今回、ヒッポネン氏の日本語訳書は初となる。同氏は「私は32年間、テクノロジー分野に従事している。テクノロジーもそうだが、日本文化も好きだ。著書が日本語に翻訳されたことを嬉しく思う。これまで書こうとは考えていたが、なかなか思うようにはいかなかった。コロナ禍により時間が確保できたため、書き上げることができた」と話す。

  • WithSecure(ウィズセキュア) CRO(Chief Research Officer) Mikko Hypponen(ミッコ・ヒッポネン)氏

    WithSecure(ウィズセキュア) CRO(Chief Research Officer) Mikko Hypponen(ミッコ・ヒッポネン)氏

ご存知の方も多いかもしれないが、同氏の経歴を簡単に紹介する。
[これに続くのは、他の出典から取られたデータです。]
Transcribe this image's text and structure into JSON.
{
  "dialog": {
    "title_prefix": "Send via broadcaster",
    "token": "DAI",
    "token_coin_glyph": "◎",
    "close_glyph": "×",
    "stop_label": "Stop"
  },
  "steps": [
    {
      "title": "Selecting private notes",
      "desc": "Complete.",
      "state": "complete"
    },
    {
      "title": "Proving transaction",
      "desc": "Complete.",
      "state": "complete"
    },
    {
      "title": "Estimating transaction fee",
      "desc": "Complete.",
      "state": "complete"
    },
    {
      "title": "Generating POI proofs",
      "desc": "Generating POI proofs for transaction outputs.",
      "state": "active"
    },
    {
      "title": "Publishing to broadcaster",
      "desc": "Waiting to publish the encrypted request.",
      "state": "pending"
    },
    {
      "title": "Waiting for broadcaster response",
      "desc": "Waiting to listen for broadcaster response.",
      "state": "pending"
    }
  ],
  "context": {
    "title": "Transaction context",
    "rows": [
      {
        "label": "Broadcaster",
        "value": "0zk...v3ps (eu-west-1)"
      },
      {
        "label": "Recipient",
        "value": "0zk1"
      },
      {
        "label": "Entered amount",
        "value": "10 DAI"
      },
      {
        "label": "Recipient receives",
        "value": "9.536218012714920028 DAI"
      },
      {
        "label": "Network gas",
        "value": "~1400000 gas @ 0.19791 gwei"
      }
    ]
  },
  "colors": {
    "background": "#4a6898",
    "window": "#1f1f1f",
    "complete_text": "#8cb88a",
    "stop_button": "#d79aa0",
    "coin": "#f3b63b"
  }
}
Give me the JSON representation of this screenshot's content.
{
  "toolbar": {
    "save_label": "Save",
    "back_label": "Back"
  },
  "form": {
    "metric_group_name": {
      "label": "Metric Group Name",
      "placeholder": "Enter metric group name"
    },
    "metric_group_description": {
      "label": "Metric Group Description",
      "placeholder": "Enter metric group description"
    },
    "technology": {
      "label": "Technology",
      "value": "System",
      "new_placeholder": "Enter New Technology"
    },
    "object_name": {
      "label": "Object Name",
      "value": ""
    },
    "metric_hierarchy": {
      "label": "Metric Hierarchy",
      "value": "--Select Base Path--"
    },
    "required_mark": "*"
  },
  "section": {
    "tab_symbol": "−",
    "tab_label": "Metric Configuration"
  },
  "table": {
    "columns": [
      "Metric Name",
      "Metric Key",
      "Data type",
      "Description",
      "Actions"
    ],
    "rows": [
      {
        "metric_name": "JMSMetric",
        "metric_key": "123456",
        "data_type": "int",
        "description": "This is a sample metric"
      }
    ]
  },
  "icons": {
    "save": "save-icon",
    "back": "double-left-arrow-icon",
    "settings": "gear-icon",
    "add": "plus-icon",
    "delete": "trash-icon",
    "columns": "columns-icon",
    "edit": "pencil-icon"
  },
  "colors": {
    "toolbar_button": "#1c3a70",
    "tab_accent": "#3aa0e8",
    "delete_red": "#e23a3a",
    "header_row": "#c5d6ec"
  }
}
ヒッポネン氏は1969年生まれで、1991年に旧F-Secureに入社して以来、数千にのぼるウイルスの分析に従事し、多くのサイバー犯罪の解決に貢献。

コンピュータセキュリティに関する世界的な権威であり、New York TimesやWIRED、Scientific Americanなどの新聞/雑誌にリサーチ結果を掲載し、オックスフォード大学、スタンフォード大学、ケンブリッジ大学での講義経験を持っている。

さまざまなイベントで講演しており、TEDには複数回出演している。現在ではNordic Business Forumのボードメンバー、ユーロポールのアドバイザリーボードメンバーとしても活躍し、シンガポール金融管理庁に籍を置いている。

同氏は「著書のテーマはインターネットやAIをはじめとした“IT革命”により世界で最高なことが起きたと同時に、最悪のことも起きたということを執筆している。インターネットは世界を大きく変化させ、良いこと、悪いことどちらも起こり、世界の距離を縮めた。しかし、サイバー攻撃という新たな犯罪形態の登場も誘発した」との認識を示す。

これ以上、書いてしまうと同書の内容にも触れてしまう恐れがあるため、興味がある方には是非読んでもらいたいと思う。

同書は全8章で構成されており、インターネットやプライバシー、暗号通貨、スマート技術、諜報・戦争、AIなどを対象に、ヒッポネン氏の鋭い洞察力でサイバー犯罪・攻撃の40年史を自身の経験もふまえて説明しており、示唆に富む内容となっている。

今回、日本語訳が発売開始したが、7月にはドイツ語版、その後はウクライナ語版の訳書も刊行を予定しており、5カ国語で翻訳されることになる。

講演の最後にヒッポネン氏は「私たちはもはやコンピュータの安全の確保はしていない。私たちは社会を守っている」と結んでおり、時間に余裕がある方は同書を手にとって精読してみるといいかもしれない。